Trial by Media
”Trial by Media” describes the influence of the press on a person and/or company’s reputation by creating a perception of guilt or innocence before, or after, a verdict in a court of law.
Today’s society is influenced by social media. In that context, the insurance industry itself is susceptible to media and public scrutiny. In this article, we look at recent media publicity involving the industry and how the media may fail to convey the salient facts causing adverse coverage positions for policyholders.
Case Study One - current affairs program and social media involving insurance intermediary
The broadcast detailed the experiences of a couple (Policyholders) following the flooding of their storage unit in February 2020.
The Policyholders had arranged their insurance requirements through a storage company, who inturn engaged the intermediary. The intermediary had arranged cover for the facility and its’ customers to insure their goods whilst stored at the facility. When the Policyholder’s possessions were damaged whilst in storage, cover was declined due to a flood exclusion.
The intermediary had taken steps to formalise a coverage position to the policyholders who in-turn took exception to their claim being denied. As a result, a popular Current Affairs programme arguably vilified both the intermediary and its Chairman due to the coverage being denied. The broadcaster is now being sued for damages as a result of alleged defamatory and inaccurate content.
The Statement of Claim brought by the Chairman (Applicant) against the Broadcaster’s presenter and journalists (Respondents), states that an email had been sent to the Broadcaster prior to the episode airing. That email explained:
- that the Applicant was the broker, not the insurer (as was represented during the broadcast);
- that the storage facility units subject to the claim were inundated due to the overflow of “anearby water course”; and
- that the claims handlers, loss adjusters, and a hydrologist all confirmed that the loss was caused by flood: an event not covered by the policy. It is understood that the hydrologist’s report was provided to the Insured couple and had been shown to the Respondents.
It is alleged by the Applicant that despite possessing information to the contrary, the Respondents aired a series of statements by the insureds, which clearly suggested that the intermediary knew the damage was in fact caused by a storm and was itself dishonestly relying on the flood exclusion. Saliently, we understand that the Statement of Claim asserts that the Respondents knew that these statements were false and furthermore were in possession of expert evidence to the contrary.
The Statement of Claim also addresses the publishing of the material to the broadcaster’s Facebook page, which had about 2.3 million followers.
Case Study Two - current affairs program and social media involving global insurer
A story that aired in June 2020 poorly portrayed the image of a well-recognised and highly reputable insurer who had denied a claim to a Policyholder who was publicly recognised for his past heroics.
The Policyholder, who was hailed for his role in rescuing two trapped miners in 2006 , submitted a business interruption claim for his business, an outdoor recreation retailer. The claim was made for business interruption under an Industrial Special Risk (“ISR”) Policy. The loss claimed was for a downturn in business revenue that was resultant of devastating natural disasters in late 2019 and early 2020.

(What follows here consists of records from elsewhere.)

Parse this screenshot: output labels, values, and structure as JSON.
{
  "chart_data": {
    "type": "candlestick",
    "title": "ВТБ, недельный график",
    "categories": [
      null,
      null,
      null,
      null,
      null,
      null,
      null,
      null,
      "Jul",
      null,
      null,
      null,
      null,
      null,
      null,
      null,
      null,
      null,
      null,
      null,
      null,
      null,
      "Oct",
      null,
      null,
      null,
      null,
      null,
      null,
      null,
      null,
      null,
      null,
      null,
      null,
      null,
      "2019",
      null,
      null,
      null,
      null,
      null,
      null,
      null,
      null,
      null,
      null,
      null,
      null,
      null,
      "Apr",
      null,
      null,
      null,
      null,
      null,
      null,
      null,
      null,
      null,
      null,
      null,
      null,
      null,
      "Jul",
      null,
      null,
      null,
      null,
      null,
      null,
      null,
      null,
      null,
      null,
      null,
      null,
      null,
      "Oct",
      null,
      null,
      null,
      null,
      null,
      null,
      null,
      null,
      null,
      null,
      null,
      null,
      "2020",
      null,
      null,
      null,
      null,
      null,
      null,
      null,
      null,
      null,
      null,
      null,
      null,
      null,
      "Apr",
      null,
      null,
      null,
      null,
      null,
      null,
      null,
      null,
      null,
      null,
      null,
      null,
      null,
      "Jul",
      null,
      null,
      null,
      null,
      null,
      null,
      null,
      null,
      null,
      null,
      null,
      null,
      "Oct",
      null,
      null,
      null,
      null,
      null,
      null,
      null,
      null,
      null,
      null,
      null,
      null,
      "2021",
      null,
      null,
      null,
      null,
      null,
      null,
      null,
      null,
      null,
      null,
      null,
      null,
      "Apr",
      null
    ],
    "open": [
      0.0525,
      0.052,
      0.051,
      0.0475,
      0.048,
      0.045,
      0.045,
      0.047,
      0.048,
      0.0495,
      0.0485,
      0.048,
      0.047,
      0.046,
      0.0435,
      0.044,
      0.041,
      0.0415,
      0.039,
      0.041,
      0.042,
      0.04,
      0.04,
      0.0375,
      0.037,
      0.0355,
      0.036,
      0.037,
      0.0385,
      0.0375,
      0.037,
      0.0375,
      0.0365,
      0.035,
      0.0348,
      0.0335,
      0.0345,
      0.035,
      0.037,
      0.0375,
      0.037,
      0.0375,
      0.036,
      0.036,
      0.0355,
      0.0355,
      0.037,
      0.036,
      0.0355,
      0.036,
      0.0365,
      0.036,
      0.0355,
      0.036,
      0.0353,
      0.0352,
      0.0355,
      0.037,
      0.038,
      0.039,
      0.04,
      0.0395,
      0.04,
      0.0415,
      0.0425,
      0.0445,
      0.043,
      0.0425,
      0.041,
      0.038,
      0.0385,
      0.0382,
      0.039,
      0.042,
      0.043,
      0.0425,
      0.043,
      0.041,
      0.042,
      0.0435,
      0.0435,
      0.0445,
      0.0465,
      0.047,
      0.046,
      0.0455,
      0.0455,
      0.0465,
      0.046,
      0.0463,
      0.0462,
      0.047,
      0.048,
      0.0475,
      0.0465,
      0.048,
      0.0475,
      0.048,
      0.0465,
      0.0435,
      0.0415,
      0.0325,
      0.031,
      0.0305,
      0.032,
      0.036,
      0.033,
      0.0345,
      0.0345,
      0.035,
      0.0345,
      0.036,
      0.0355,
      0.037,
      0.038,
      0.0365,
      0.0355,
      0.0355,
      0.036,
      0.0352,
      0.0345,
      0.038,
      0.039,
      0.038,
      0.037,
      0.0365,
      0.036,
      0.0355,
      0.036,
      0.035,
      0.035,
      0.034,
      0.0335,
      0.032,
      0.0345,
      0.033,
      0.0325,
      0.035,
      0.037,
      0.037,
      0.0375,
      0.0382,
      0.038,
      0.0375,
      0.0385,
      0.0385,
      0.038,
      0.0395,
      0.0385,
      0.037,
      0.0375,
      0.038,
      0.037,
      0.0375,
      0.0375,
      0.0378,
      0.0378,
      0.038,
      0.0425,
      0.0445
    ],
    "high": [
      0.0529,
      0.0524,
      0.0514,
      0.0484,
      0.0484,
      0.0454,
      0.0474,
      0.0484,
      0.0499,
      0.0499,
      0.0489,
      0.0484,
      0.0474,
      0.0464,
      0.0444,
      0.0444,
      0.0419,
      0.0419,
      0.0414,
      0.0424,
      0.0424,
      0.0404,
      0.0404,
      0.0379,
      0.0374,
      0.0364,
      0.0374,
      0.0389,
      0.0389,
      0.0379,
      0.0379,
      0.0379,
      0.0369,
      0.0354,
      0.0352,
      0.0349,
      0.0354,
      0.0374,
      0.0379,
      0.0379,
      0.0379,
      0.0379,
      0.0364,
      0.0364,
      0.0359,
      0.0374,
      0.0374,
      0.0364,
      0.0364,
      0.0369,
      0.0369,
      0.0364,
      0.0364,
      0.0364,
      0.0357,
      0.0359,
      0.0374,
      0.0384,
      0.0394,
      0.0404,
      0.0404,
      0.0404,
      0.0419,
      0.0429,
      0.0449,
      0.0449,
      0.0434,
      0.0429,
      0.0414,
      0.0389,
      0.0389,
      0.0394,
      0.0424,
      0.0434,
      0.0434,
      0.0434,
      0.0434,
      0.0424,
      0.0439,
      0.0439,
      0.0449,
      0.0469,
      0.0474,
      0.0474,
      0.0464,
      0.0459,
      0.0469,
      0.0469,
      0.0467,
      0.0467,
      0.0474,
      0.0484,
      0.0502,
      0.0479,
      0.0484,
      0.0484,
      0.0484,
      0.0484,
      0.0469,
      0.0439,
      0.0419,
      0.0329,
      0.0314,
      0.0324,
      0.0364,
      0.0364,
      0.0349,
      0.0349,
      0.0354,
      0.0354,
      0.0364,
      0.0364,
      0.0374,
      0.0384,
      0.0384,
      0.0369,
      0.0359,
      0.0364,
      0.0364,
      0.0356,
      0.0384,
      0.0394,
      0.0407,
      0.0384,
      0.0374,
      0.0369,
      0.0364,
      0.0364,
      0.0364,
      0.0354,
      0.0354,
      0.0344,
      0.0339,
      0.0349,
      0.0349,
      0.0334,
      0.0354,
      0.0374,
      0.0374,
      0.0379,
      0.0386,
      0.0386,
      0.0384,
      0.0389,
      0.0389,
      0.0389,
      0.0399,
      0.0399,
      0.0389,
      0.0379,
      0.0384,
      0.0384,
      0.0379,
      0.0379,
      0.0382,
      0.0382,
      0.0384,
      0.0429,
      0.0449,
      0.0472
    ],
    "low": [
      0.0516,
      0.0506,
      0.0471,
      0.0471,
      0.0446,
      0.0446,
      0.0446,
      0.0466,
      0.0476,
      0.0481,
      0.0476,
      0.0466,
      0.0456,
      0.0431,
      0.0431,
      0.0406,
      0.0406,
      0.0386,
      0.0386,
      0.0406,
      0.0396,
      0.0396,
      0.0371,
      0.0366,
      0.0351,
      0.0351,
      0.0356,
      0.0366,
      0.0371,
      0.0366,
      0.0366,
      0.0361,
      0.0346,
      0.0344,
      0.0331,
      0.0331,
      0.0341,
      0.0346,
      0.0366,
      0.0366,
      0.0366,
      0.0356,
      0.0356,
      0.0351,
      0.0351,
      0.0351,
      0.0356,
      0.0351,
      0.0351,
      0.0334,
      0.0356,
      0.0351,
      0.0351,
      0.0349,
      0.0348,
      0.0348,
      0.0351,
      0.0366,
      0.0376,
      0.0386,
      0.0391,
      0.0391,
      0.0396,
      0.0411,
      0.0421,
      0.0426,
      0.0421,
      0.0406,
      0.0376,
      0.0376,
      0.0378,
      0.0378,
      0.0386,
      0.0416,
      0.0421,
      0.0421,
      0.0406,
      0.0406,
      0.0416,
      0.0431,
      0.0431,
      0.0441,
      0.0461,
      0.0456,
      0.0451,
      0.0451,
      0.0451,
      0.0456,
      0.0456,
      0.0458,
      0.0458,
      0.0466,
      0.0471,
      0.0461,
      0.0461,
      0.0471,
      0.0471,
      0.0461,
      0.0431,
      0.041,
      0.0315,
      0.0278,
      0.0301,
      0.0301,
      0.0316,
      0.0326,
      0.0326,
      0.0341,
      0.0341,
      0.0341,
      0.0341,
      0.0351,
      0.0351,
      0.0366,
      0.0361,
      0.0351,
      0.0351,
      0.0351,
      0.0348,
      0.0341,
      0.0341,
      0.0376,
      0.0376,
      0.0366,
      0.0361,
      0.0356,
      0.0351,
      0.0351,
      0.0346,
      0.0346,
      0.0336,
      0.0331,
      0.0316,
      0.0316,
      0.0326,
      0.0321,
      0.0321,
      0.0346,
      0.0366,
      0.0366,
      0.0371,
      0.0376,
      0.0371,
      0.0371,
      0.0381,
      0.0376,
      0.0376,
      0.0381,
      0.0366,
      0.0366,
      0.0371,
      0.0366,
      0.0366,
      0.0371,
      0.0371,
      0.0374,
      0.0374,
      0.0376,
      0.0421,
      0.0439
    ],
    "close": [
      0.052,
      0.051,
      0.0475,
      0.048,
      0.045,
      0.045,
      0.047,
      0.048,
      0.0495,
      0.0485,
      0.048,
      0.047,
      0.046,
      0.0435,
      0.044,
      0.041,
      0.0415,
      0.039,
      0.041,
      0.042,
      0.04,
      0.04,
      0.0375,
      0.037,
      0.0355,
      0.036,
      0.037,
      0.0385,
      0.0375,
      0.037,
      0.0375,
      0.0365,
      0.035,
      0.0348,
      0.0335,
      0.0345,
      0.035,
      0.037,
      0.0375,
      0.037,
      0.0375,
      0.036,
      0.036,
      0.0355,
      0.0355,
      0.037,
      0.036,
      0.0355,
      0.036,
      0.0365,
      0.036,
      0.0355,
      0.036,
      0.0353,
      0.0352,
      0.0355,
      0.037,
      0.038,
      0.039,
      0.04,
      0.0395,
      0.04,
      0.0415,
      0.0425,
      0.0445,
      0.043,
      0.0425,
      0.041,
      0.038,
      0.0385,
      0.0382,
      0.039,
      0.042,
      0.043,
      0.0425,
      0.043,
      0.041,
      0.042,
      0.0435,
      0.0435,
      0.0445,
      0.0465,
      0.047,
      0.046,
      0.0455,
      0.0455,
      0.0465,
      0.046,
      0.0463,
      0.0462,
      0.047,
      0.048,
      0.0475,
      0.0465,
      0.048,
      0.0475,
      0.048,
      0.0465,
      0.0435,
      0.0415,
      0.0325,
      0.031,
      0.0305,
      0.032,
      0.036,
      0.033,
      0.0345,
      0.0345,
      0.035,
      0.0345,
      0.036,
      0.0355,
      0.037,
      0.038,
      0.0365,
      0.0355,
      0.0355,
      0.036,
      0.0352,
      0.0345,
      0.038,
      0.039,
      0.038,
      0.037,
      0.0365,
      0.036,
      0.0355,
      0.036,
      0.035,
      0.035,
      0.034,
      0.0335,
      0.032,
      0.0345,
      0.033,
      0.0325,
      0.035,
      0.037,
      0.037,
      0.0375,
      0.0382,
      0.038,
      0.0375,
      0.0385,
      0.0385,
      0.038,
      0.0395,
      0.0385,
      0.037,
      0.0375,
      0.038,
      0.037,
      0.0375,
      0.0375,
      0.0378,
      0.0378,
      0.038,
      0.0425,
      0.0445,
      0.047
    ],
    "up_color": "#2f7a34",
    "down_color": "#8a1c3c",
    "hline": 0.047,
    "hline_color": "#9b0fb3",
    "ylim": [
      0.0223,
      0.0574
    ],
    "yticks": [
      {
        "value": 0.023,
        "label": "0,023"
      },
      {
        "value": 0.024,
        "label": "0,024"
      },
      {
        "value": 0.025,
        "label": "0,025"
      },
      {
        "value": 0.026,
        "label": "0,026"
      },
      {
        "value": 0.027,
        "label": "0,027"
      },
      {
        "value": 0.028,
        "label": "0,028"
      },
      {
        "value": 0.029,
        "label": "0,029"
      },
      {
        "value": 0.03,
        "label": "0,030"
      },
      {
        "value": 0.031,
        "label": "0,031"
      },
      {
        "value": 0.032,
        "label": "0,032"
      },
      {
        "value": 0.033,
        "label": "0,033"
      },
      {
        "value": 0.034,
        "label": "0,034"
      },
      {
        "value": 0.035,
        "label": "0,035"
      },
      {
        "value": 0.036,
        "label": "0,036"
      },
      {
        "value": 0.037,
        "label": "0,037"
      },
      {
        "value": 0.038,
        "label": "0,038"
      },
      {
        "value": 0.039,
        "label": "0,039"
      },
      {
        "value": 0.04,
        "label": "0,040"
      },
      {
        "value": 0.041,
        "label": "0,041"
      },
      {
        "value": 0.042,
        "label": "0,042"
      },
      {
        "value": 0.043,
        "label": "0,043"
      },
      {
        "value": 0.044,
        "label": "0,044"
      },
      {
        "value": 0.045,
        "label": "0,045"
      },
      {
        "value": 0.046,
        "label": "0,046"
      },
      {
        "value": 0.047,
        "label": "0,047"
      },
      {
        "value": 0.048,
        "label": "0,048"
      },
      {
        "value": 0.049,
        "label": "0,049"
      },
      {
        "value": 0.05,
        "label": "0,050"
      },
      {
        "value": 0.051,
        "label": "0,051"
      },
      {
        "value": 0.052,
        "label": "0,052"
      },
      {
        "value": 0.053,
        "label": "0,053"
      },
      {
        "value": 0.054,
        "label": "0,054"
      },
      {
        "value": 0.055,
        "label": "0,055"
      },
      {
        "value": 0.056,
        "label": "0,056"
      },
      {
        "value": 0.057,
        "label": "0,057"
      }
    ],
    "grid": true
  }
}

The broadcast focussed on the profile of the Policyholder, the devastating impact of the bushfires and the unwillingness of the insurer to resile from its position. The reporter focussed on the “business interruption” cover extended by the policy but made no mention that for that extension to operate, there must first be damage to “insured property”. Whilst some business interruption policies may not require “property damage”, this was nevertheless a key omission that ought to have been reported on factually, if nothing else to educate the wider public.
Following the broadcast, it appears that the risk of further media exposure and consequential adverse publicity caused the insurer to settle with the Policyholder. We are not apprised with the particulars as to whether cover was granted, or indeed should have been or if the payment was a ex-gratia commercial settlement.
The risk of adverse publicity and scrutiny of claims decisions, and indeed escalating premiums in a “hard-market” increases significantly via social media.
As we noted previously in our article on “Current trends in claims management reflectingly poorly on industry: strategic denials” (located here), we are currently in a hardening market and as such there is no place for legitimate claims not being met by insurers. Insurers must ensure that claims decisions are thorough.
Otherwise, the media ought to report more factually on the issues at hand, particularly where legitimate coverage denials occur. As a whole, many industry stakeholders would feel that the positive role that the insurance industry has played is very much “underreported”.